MISHA NODELMAN : "Comme vous le savez, les musiciens sont des animaux nocturnes. Je déroulais mon fil d’actualité sur Facebook, et je suis tombé sur une action dans le hall de la Philharmonie de Moscou. Un technicien avait collé des inscriptions sur les murs durant un concert 'Liberté pour les prisonniers politiques.' J’ai pensé, dans la continuité de cette action, écrire une lettre contre la terreur d’État. Et je l’ai fait."
Comment avez-vous contacté les musiciens, étaient-ils tous d’accord pour parler ?
"Je n’ai contacté aucun musicien vivant en Russie. Ils m’ont contacté d’eux-mêmes !"
Pourquoi vous avez choisi d’élever la voix maintenant ? Quel message voulez-vous faire passer ?
"Il y a des moments dans l’Histoire où il est tout simplement impossible de rester silencieux. Nous les musiciens, de différents pays, sommes extrêmement préoccupés par les événements politiques qui se produisent en ce moment en Russie."

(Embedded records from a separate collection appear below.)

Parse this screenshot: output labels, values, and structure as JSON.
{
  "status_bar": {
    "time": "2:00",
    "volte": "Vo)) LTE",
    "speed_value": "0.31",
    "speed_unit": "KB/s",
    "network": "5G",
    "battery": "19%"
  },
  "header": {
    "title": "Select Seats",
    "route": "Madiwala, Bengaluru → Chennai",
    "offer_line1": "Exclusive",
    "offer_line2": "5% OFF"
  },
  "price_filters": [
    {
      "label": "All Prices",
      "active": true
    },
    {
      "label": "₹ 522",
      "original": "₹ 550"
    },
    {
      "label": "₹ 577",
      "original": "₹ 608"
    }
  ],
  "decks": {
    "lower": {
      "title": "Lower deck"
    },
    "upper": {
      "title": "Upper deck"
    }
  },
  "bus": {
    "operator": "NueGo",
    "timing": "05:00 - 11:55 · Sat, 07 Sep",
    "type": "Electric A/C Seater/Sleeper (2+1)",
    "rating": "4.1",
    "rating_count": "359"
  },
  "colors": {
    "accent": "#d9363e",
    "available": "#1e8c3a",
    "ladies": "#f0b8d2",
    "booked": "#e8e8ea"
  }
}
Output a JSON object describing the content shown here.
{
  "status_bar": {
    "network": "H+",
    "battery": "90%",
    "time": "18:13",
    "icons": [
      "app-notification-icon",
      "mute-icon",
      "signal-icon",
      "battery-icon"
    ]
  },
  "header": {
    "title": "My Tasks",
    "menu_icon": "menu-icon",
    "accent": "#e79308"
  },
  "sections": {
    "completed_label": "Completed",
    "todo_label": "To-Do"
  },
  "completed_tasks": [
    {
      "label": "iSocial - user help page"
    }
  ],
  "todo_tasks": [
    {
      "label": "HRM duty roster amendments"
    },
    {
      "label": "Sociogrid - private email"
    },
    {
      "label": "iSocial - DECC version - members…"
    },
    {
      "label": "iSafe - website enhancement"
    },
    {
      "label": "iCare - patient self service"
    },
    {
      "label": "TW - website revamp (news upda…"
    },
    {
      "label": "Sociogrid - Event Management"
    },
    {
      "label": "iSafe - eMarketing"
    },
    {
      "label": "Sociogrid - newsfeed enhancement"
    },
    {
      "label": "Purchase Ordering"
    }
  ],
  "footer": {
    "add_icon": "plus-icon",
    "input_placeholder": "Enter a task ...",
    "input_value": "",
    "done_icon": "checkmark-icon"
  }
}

Diriez-vous que c’est le devoir des artistes de prendre position dans de telles situations ?
"Nous ne pouvons rester indifférents face aux meurtres politiques, aux meurtres des journalistes, au développement et à l’usage de produits chimiques, et le manque de liberté d’expression lors de ces manifestations."
Mais n’est-ce pas dangereux de parler face caméra ? Ne craignez-vous pas des répercussions du gouvernement russe ?
"Nous avons vraiment peur pour tous les musiciens en Russie qui ont signé notre lettre. Ils sont tous en grand danger. Récemment, par exemple, l’appartement de l’ancien recteur du conservatoire de Saint-Pétersbourg a été fouillé."
Croyez-vous que la situation puisse changer en Russie ? Etes-vous un optimiste ou un pessimiste ?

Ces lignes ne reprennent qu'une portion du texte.